Balkon ermöglicht ein Zusammenkommen aller Bewohner
Eine Besonderheit sei, dass der Außenbalkon sich jeweils über die ganze Etage erstrecke, um so ein „Zusammenkommen aller Bewohner zu fördern“, sagt der Bürgermeister. „Unser Wunsch wäre, dass sie alle sich gegenseitig unterstützen.“ Ins Konzept passe da, dass das benachbarte Sendner-Anwesen nun ebenfalls saniert und dort die Hausarzt-Praxis einziehen wird: So könne auch der Innenhof zwischen den beiden Gebäuden zum Treffpunkt werden.
Bis Ostern 2024 soll das neue „Lukas“ fertiggestellt sein und mit den neuen Mietern neues Leben einziehen, hoffen Bürgermeister und Architekt. Wenn der Estrich getrocknet ist, sollen bis Ende des Jahres die Bodenbeläge verlegt werden, im Januar/Februar die Einbaumöbel gefertigt werden.

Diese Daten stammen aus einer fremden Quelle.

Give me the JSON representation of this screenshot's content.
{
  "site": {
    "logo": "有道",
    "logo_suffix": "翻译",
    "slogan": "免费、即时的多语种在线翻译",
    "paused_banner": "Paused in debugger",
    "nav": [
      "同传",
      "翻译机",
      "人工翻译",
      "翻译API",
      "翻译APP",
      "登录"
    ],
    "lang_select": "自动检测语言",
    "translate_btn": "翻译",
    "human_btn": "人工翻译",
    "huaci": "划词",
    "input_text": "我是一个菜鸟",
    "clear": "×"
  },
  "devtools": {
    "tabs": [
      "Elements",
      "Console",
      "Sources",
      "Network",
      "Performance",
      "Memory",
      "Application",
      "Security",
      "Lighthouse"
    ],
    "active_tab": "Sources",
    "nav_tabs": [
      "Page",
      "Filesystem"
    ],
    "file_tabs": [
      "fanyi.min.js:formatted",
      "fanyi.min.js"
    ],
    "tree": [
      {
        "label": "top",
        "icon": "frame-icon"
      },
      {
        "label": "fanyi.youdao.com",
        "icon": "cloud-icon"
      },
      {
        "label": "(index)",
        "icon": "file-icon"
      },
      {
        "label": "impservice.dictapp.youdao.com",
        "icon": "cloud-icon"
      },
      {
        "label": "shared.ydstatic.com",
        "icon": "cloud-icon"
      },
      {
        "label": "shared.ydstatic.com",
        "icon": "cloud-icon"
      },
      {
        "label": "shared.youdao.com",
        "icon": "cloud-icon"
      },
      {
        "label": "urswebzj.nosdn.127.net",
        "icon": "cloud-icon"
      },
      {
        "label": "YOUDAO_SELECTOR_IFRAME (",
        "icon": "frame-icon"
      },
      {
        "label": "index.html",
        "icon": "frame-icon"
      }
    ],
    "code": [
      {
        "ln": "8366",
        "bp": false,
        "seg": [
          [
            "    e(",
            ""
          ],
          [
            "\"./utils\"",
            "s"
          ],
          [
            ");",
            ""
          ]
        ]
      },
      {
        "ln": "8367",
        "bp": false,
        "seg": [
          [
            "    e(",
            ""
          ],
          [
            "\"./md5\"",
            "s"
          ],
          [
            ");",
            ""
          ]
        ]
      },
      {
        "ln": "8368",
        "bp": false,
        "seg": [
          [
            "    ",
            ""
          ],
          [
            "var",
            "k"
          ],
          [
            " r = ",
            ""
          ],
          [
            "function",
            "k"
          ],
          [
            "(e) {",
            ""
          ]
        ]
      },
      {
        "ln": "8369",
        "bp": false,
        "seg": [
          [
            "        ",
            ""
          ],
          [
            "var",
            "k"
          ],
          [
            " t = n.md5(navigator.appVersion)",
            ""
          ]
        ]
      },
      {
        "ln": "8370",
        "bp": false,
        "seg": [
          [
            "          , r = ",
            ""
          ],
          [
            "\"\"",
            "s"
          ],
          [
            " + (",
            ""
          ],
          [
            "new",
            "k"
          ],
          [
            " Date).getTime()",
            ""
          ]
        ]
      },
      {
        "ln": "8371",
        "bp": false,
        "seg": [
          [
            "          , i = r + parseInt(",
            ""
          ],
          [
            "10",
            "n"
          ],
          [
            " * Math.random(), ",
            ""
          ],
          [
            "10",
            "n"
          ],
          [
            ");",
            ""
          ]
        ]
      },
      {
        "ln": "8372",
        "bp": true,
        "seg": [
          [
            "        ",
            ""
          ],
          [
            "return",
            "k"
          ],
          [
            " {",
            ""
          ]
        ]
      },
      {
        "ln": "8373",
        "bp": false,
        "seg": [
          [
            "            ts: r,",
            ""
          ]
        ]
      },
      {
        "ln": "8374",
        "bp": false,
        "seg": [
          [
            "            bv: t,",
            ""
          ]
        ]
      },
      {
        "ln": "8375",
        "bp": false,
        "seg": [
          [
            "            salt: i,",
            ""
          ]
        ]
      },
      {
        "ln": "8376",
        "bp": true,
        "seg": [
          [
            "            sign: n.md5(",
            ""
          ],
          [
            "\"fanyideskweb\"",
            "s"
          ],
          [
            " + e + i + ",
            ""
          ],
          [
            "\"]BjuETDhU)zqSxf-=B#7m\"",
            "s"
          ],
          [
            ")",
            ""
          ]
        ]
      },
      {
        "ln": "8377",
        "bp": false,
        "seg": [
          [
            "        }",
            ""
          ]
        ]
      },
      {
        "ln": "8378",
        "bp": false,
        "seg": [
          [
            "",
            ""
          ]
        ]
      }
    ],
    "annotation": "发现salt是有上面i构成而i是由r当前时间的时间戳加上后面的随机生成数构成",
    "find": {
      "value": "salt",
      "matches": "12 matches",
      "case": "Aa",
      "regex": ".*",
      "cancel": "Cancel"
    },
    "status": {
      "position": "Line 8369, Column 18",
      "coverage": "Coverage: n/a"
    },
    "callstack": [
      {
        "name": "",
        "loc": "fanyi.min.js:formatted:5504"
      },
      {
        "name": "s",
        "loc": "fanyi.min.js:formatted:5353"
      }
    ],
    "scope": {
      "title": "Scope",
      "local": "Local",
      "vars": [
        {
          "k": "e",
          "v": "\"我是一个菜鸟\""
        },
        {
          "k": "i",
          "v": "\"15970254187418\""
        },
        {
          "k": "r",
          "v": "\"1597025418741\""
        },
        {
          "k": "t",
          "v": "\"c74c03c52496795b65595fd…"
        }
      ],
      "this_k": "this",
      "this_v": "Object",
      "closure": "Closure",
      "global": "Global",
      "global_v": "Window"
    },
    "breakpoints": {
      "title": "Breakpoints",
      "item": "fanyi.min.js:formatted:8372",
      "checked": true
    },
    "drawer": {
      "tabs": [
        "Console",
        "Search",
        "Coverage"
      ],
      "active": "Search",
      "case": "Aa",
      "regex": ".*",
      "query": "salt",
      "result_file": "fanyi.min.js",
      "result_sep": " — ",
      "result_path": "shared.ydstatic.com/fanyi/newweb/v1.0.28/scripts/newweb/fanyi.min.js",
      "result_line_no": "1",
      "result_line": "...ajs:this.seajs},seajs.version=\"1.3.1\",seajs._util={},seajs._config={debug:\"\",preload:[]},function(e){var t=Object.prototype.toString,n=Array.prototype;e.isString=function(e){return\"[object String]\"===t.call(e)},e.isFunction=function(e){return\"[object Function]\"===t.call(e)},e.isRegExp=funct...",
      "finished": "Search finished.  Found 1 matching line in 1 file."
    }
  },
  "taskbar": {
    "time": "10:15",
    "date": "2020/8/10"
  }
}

80 Prozent Förderung aus der Städtebauförderung
Die Kosten für die Sanierung beliefen sich auf voraussichtlich 4,2 Millionen Euro, rechnet Meier. Dass sie trotz Inflation und verschiedener Krisen nur zwölf Prozent über der Berechnung von 2020 liegen, sei „sensationell“, findet der Verwaltungschef.
Über die Städtebauförderung würden 80 Prozent der förderfähigen Kosten bezuschusst, etwa 2,65 Millionen. Der Gemeinde verbliebe damit ein Eigenanteil von etwa 1,6 Millionen Euro.